> I just noticed that none of the comments I made in 11/11:
> http://www.ietf.org/mail-archive/web/sidr/current/msg03671.html
> seem to be addressed in this revision.
great review. and again my apologies for having missed it. i now have
an internal ticket system so i hope to lose less.
i have hacked as per following, and will push -03 to repository. this
will leave two days for further discussion and another version before
the dreadline.
> - 3.5 is not a testable requirement. One cannot be expected to enumerate the
> space of all things that are _not_ requirements, so why put any in?
> - 3.6 ibid
because these two serve as warnings, to which people might even object.
though 3.6, can not fix data-plane, seems obvious to me, to others it
might not be.
> - 3.7 is too vague. Need to specify where an adversary needs to have access
> to link-layer. I have access to the link layer at home, but that doesn't
> help me insert traffic between any BGP peers. Can I suggest modifying the
> existing text as follows:
> ``... an enemy who has access to the inter-router link layer...'' the term
> ``inter-router link'' is borrowed from the cited RFC.
thanks
> - 3.8 The word ``MAY'' is a very rough fit for the general notion of
> ``requirements.'' I would suggest it is reworded:
> ``A BGPsec design MUST be able to understand and make use of a security
> infrastructure (e.g., a PKI) to distribute authenticated data used as input to
> routing decisions when such a resource is available and operators
> wish to configure it for use. Such data includes information about
> holdings of address space and ASNs, and assertions about binding of
> address space to ASNs.''
hmm, you are suggesting
OLD:
3.8 A BGPsec design MAY make use of a security infrastructure
(e.g., a PKI) to distribute authenticated data used as input to
routing decisions. Such data include information about
holdings of address space and ASNs, and assertions about
binding of address space to ASNs.
NEW:
3.8 A BGPsec design MUST be able to understand and make use of a
security infrastructure (e.g., a PKI) to distribute
authenticated data used as input to routing decisions when such
a resource is available and operators wish to configure it for
use. Such data includes information about holdings of address
space and ASNs, and assertions about binding of address space
to ASNs.
i think you are just moving the point of equivocation. our wording was
meant to leave open the idea that there might be other means than a PKI.
yours seems to leave open the operator's ability to enable or not. for
me, the operator's freedom to decide was assumed.
otoh, the OLD wording could indeed be improved. how about
3.8 It is assumed that a BGPsec design will require information
about holdings of address space and ASNs, and assertions about
binding of address space to ASNs. A BGPsec design MAY make use
of a security infrastructure (e.g., a PKI) to distribute such
authenticated data.
i think that catches our intent. i am less sure it catches yours.
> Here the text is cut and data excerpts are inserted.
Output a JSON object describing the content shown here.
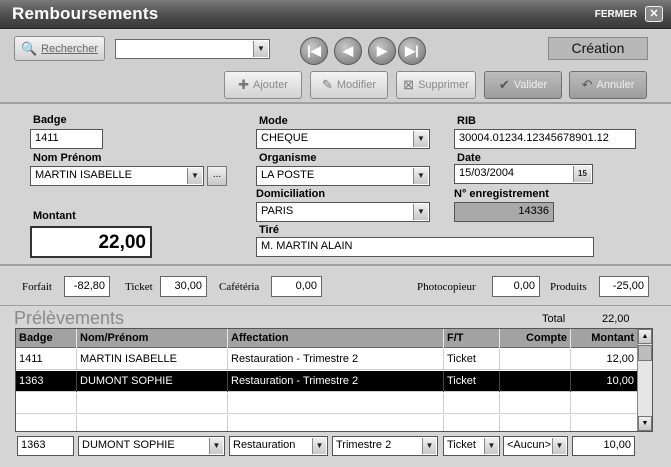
{
  "window": {
    "title": "Remboursements",
    "close_label": "FERMER",
    "close_glyph": "✕"
  },
  "toolbar": {
    "search_label": "Rechercher",
    "search_value": "",
    "nav": [
      "|◀",
      "◀",
      "▶",
      "▶|"
    ],
    "mode_label": "Création",
    "add_label": "Ajouter",
    "edit_label": "Modifier",
    "delete_label": "Supprimer",
    "validate_label": "Valider",
    "cancel_label": "Annuler"
  },
  "form": {
    "badge": {
      "label": "Badge",
      "value": "1411"
    },
    "nom": {
      "label": "Nom Prénom",
      "value": "MARTIN ISABELLE",
      "btn": "..."
    },
    "montant": {
      "label": "Montant",
      "value": "22,00"
    },
    "mode": {
      "label": "Mode",
      "value": "CHEQUE"
    },
    "organisme": {
      "label": "Organisme",
      "value": "LA POSTE"
    },
    "domiciliation": {
      "label": "Domiciliation",
      "value": "PARIS"
    },
    "tire": {
      "label": "Tiré",
      "value": "M. MARTIN ALAIN"
    },
    "rib": {
      "label": "RIB",
      "value": "30004.01234.12345678901.12"
    },
    "date": {
      "label": "Date",
      "value": "15/03/2004",
      "cal": "15"
    },
    "enreg": {
      "label": "N° enregistrement",
      "value": "14336"
    }
  },
  "totals": {
    "forfait": {
      "label": "Forfait",
      "value": "-82,80"
    },
    "ticket": {
      "label": "Ticket",
      "value": "30,00"
    },
    "cafeteria": {
      "label": "Cafétéria",
      "value": "0,00"
    },
    "photocopieur": {
      "label": "Photocopieur",
      "value": "0,00"
    },
    "produits": {
      "label": "Produits",
      "value": "-25,00"
    }
  },
  "prelevements": {
    "title": "Prélèvements",
    "total_label": "Total",
    "total_value": "22,00",
    "columns": [
      "Badge",
      "Nom/Prénom",
      "Affectation",
      "F/T",
      "Compte",
      "Montant"
    ],
    "rows": [
      {
        "badge": "1411",
        "nom": "MARTIN ISABELLE",
        "affectation": "Restauration - Trimestre 2",
        "ft": "Ticket",
        "compte": "",
        "montant": "12,00",
        "selected": false
      },
      {
        "badge": "1363",
        "nom": "DUMONT SOPHIE",
        "affectation": "Restauration - Trimestre 2",
        "ft": "Ticket",
        "compte": "",
        "montant": "10,00",
        "selected": true
      }
    ],
    "edit_row": {
      "badge": "1363",
      "nom": "DUMONT SOPHIE",
      "affectation": "Restauration",
      "trimestre": "Trimestre 2",
      "ft": "Ticket",
      "compte": "<Aucun>",
      "montant": "10,00"
    }
  }
}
> - 3.9 is also not worded as a requirement. Does the solution require that a
> 4k packet even be discussed? It seems to me that this is not the right
> document to discuss this.
fair point. i'll leave a marker in the next version so as not to change
numbering so folk can follow the discussion.
> - 3.10 also does not seem to be a requirement. It is ``requiring'' an
> optional exclusion? I suggest it get yanked.
making explicit that the design need not cover an existing feature fo
BGP, AS-SET, seems important
> - 3.11 This also does not seem to be a requirement. Discussing a design's
> status in a requirements document is backwards. I suggest this get yanked.
making explicit that a design need not maintain the update packing
feature of current bgp would seem important.
> - 3.19 Seems like it would be hard to test as a requirement. The problem may
> be the word ``MAY.'' How could this be made into a testable requirement?
i am not sure testability is the issue. if one can look inside the
router, that the database is kept current would seem to be testable.
if the router is a black box, not.
if you are suggesting that the MAY should be a MUST, i agree and will
make that change.
> - 3.20 This requirement, again, references a baked design. This should be
> restated in a general way. Suggest,
> ``Any inter-AS use of cryptographic hashes or signatures, should (must?)
> provide mechanisms for algorithm agility that take the form of...''
how about
3.20 Any inter-AS use of cryptographic hashes or signatures, MUST
provide mechanisms for algorithm agility.
> - 4.5 The term ``real-time'' seems to carry too many implicit/overloaded
> meanings. Could we try to disambiguate with different text. Maybe we can
> just drop that term ``real-time'' and leave the rest?
sure
> - 4.7 This requirement seems to preach a little bit of a design instead of
> being agnostic. Could it be rephrased to be something like:
> ``The output of a router applying BGPsec to a received signed UPDATE MUST
> be either unequivocal and conform to a fully specified state in the design.''
sure.
deep thanks for the thoughtful review, and apologies for having lost it.